Harry e Meghan publicaram um comunicado nas redes sociais do seu ducado para dizer que estão abdicando de serem ‘membros sênior’ da Coroa. O mundo ficou surpreso com a notícia porque desde 1938 isso não acontecia. À época o rei Eduardo VIII teve que abdicar do trono para se casar com Wallis Warfield Simpson, uma mulher americana que já havia se divorciado duas vezes. Membros da realeza não podem se casar com pessoas divorciadas. George VI, irmão de Eduardo, assumiu o trono. Ele era pai de Elizabeth II.

2 – Pressa ou golpe de marketing?

No mesmo dia da divulgação o palácio de Buckingham, residência da rainha, emitiu um comunicado afirmando que diz: “Nós entendemos o desejo deles para que seja conduzido de outra maneira, mas esses assuntos são complicados e tomarão tempo para serem resolvidos”. Fontes próximas à Elizabeth II disseram ao ‘The Sun’, à ‘People’ e à ‘CNN’ que ela sabia sobre o desejo do casal, mas não sobre o comunicado e ficou espantada quando viu sobre o assunto na televisão. Ou seja, a saída do casal do círculo mais próximo da rainha poderia nunca acontecer caso eles não tivessem usado a pressão pública para apressar o processo. Todos os veículos do mundo repercutiram a notícia. Veículos dão conta que rainha não irá prolongar essa situação, mas caso queria ela pode nunca autorizar esse distanciamento.

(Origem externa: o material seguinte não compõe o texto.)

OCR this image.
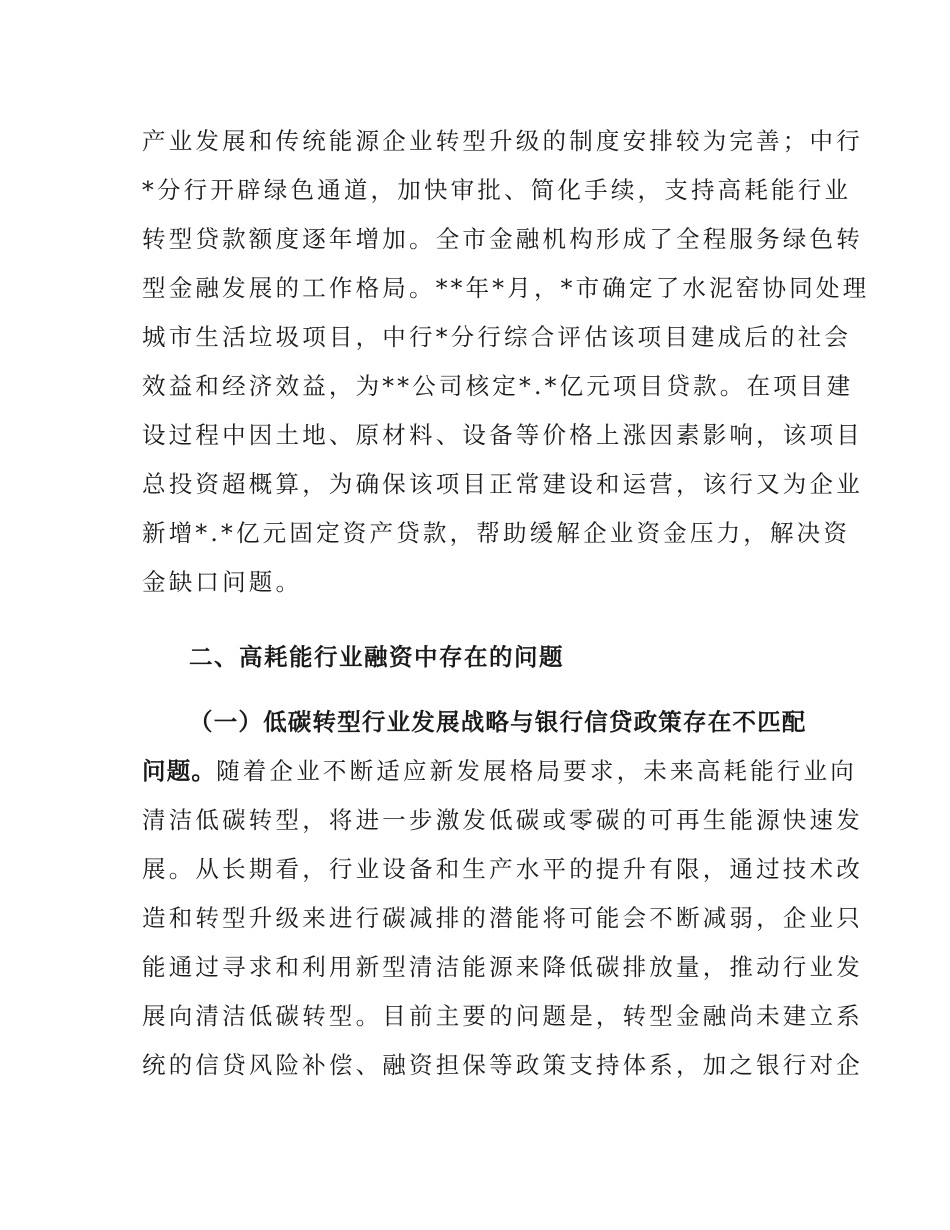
产业发展和传统能源企业转型升级的制度安排较为完善；中行
*分行开辟绿色通道，加快审批、简化手续，支持高耗能行业
转型贷款额度逐年增加。全市金融机构形成了全程服务绿色转
型金融发展的工作格局。**年*月，*市确定了水泥窑协同处理
城市生活垃圾项目，中行*分行综合评估该项目建成后的社会
效益和经济效益，为**公司核定*.*亿元项目贷款。在项目建
设过程中因土地、原材料、设备等价格上涨因素影响，该项目
总投资超概算，为确保该项目正常建设和运营，该行又为企业
新增*.*亿元固定资产贷款，帮助缓解企业资金压力，解决资
金缺口问题。
二、高耗能行业融资中存在的问题
（一）低碳转型行业发展战略与银行信贷政策存在不匹配
问题。随着企业不断适应新发展格局要求，未来高耗能行业向
清洁低碳转型，将进一步激发低碳或零碳的可再生能源快速发
展。从长期看，行业设备和生产水平的提升有限，通过技术改
造和转型升级来进行碳减排的潜能将可能会不断减弱，企业只
能通过寻求和利用新型清洁能源来降低碳排放量，推动行业发
展向清洁低碳转型。目前主要的问题是，转型金融尚未建立系
统的信贷风险补偿、融资担保等政策支持体系，加之银行对企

3 – Independência financeira e liberdade de escolha

Caso o pedido dos duques seja acatado pela rainha, significa que eles não terão mais acesso aos recursos financeiros que ela disponibiliza para o casal e seu filho, cerca de R$ 10 milhões por ano. Em troca os Sussex não terão mais a obrigação representar Elizabeth II em viagens oficiais ou eventos apoiados por ela. Mas Harry e Meghan não querem se distanciar totalmente da realeza. Por isso eles irão manter o apoio à Majestade, o título de nobreza, o ducado, o escritório e a casa que vivem, que foi recém reformada. Ou seja, serão ‘livres’ para trabalhar, usar a imagem deles como preferirem, e ganhar o quanto quiserem já que todas as empresas do mundo gostariam de trabalhar com o príncipe da monarquia mais relevante do mundo. Informações dão conta que o casal já possui uma fortuna acumulada nos últimos seis meses estimada em R$ 180 milhões só em produtos licenciados. Voltando à 1938, o pai de Elizabeth teve grandes problemas com as ações do irmão, o rei que abdicou para casar. Ele chegou a posar com Hitler.

4 – O que muda?

Para Harry e Meghan, muita coisa será diferente. Eles não serão mais subordinados à rainha Elizabeth II ou ao príncipe Charles ou William, dependendo de quem assumir o trono. Não terão mais que cumprir as regras da realeza e poderão faturar bilhões. Além deles, Archie, o herdeiro, também fica isento das regras. O casal já anunciou que a partir de março não estará em eventos oficiais e usará o próprio escritório para se comunicar com a imprensa, não mais a mídia oficial da realeza. Eles também irão se dividir entre a Inglaterra e América do Norte durante o ano.
Para Elizabeth II são menos dois membros para a representar e eventos e mais dois membros para ligar problemas à monarquia. Eles podem não estar no círculo íntimo, mas ainda podem gerar crises para a rainha ter que abafar.

5- Repercussão

Muito se falou sobre o que isso significa para a monarquia moderna e algumas interpretações são equivocadas, como a escolha de trabalhar e culpar a mulher pela decisão.
Minutos depois da divulgação a hashtag #Megxit foi criada no Twitter para falar sobre o assunto. Além de sexista, como se essa fosse uma decisão apenas de Meghan, ela é errada. Vale lembrar que Meghan abriu mão da vida pública para se casar, ela escolheu entrar para a realeza e eles estão escolhendo sair. Já Harry sempre foi o príncipe problema: contou que bebia e fumava aos 17 anos; já se fantasiou de nazista com direito a usar suástica; foi xenofóbico durante o tempo que passou na guerra e foi fotografado pelado em um quarto de hotel em Las Vegas.
Os duques já trabalham para a realeza. Todos os eventos que eles aparecem são representando a rainha e isso é trabalho a diferença é que agora eles podem precificar o valor do título. Sem contar que a escolha de trabalhar para serem independentes é um grande privilégio já que vão contar com a segurança da coroa a todo o tempo e por conta do título nunca ficarão desassistidos.